Modern cars often feel disposable after a decade or two. In the mining world, one monster machine is moving in the opposite direction. The Marion 8750 at the Estevan Mine in Saskatchewan was built in 1989, yet recent background on the machine says it may keep working until it reaches a 60-year useful life.
That longevity is astonishing, but it comes with a complicated environmental story. The machine is electric and built to be repaired, which is a useful lesson in durability. At the same time, it helps expose lignite coal, one of the fuels at the center of Canada’s coal-power transition debate.
A machine the size of a building
Caterpillar lists the 8750 dragline with a boom range of 360 to 435 feet, a bucket capacity of 100 to 152 cubic yards, and an approximate working weight of 13.1 million to 15.9 million pounds. That puts it in a category where ordinary construction equipment suddenly feels like garden tools.
Picture a nine-story apartment building set on a huge steel turntable, then give it a boom longer than a U.S. football field including both end zones. That is roughly the scale described for the Marion 8750 now working in Estevan, where its long arm and huge bucket remove earth and rock above coal seams.

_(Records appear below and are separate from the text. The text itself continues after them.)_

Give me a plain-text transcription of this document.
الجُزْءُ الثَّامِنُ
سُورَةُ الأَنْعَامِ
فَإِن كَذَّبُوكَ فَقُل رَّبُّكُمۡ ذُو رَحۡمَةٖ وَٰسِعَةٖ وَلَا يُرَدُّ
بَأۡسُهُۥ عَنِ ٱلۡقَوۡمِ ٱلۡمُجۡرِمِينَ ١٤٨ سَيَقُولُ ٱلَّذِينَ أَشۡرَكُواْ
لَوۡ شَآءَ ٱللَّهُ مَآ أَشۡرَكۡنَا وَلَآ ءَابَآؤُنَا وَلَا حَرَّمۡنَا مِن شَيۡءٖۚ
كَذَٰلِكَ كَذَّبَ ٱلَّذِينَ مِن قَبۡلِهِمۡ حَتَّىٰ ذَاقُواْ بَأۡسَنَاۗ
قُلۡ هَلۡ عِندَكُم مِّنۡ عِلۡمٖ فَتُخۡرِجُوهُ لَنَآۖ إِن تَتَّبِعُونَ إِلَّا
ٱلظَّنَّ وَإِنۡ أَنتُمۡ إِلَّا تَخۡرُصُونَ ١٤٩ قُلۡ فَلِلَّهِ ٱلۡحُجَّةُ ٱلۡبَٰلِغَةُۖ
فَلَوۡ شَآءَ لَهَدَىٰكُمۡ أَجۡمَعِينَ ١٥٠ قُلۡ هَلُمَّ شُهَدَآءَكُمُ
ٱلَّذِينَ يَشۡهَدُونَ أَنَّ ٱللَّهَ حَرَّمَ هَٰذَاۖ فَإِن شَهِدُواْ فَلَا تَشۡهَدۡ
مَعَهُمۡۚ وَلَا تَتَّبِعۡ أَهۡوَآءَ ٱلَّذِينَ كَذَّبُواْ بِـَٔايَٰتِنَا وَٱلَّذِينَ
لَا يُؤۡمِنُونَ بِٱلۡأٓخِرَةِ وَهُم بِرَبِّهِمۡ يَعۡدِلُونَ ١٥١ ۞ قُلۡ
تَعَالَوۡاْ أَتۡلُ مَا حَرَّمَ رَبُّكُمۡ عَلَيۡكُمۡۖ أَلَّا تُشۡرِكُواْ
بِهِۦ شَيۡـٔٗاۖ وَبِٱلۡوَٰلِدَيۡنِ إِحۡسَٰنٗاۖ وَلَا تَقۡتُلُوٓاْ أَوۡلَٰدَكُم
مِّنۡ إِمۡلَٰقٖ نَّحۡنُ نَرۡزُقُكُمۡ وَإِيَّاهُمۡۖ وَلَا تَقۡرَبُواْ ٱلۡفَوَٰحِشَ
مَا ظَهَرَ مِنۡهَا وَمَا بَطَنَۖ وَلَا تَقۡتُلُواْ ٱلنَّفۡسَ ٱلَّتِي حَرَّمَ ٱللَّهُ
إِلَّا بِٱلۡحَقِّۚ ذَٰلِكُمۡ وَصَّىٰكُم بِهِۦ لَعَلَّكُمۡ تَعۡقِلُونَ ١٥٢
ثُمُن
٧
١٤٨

The bucket alone tells the story. With more than 100 cubic yards of capacity in Caterpillar’s published range, each pass can move a volume of material that would overwhelm a normal job site.
It does not dig like a backhoe
Smaller excavators usually rely on hydraulic cylinders that push and pull a boom. The Marion 8750 works differently, using the classic walking dragline approach with thick steel ropes, chains, and a bucket pulled across the ground.
One set of cables lifts the bucket, while another drags it horizontally through soil and rock. In practical terms, that means the machine scrapes, fills, swings, and dumps without the same hydraulic arm motion people see on roadwork sites.
Why use cables on something this large? For a machine with a boom stretching hundreds of feet, the cable system helps keep the structure lighter and more workable than a comparable hydraulic setup.
Nineteen motors keep it moving
The Estevan machine is described as having 19 electric motors producing at least 19,830 horsepower. According to the background provided for this story, eight motors help lift the heavy bucket, six pull it across the ground, and five more help rotate the massive upper structure.
That electric layout does not mean the overall operation is climate-neutral. It means the machine itself is driven by electricity rather than a giant diesel engine doing every motion on board, and Caterpillar says its dragline design uses less power and emits fewer greenhouse gases than other overburden removal methods.
Then there is the way it moves. It uses large walking shoes to lift and shift itself forward a few feet at a time, slow enough to sound strange until you remember the whole machine weighs millions of pounds.
The coal catch
Estevan Mine covers about 50,240 acres in southeastern Saskatchewan between Estevan and Bienfait. Westmoreland Mining says the operation produces more than 3 million tons per year and supplies Saskatchewan Power’s Boundary Dam and Shand generating stations, along with activated carbon and char operations.
That is where the clean-looking electric machinery meets a dirtier reality. A dragline can be efficient, durable, and impressive, but in this case its job is to uncover lignite coal.
Canada has been trying to move away from conventional coal-fired electricity. The federal government says regulations were amended in 2018 to accelerate the phase-out of conventional coal-fired power by 2030, although the politics and practical details of that shift remain especially important in coal regions.
Why 60 years still matters
Even with the coal catch, the Marion 8750’s long life is worth noticing. A machine that can be rebuilt, inspected, repaired, and kept in service for six decades pushes back against the throwaway mindset that shapes so much of modern technology.
The maintenance schedule is part of the record. The Estevan dragline is reportedly taken out of service for short four-hour inspections and, when needed, longer rebuilds that can last about two weeks.
There is a sustainability lesson here, though it is not a simple one. Keeping equipment alive can reduce waste and the need to manufacture replacements, but mining also disturbs land, moves enormous volumes of soil, and feeds fuel into power systems.
Reclamation is part of the test
Westmoreland says Estevan Mine uses topsoil stockpiling, contour leveling, drone surveying, 3D modeling, and equipment simulation to improve reclamation and re-vegetation of disturbed land. Those steps matter because surface mining does not just remove coal, it rearranges landscapes.
Still, reclamation is not a magic undo button. Restored land can be valuable, but the original ecosystem, soil layers, water movement, and habitat connections may take years to recover.
The Marion 8750 is a marvel of engineering, and maybe that is exactly why it deserves a closer look. It shows how far heavy industry can go when durability is treated as a design goal.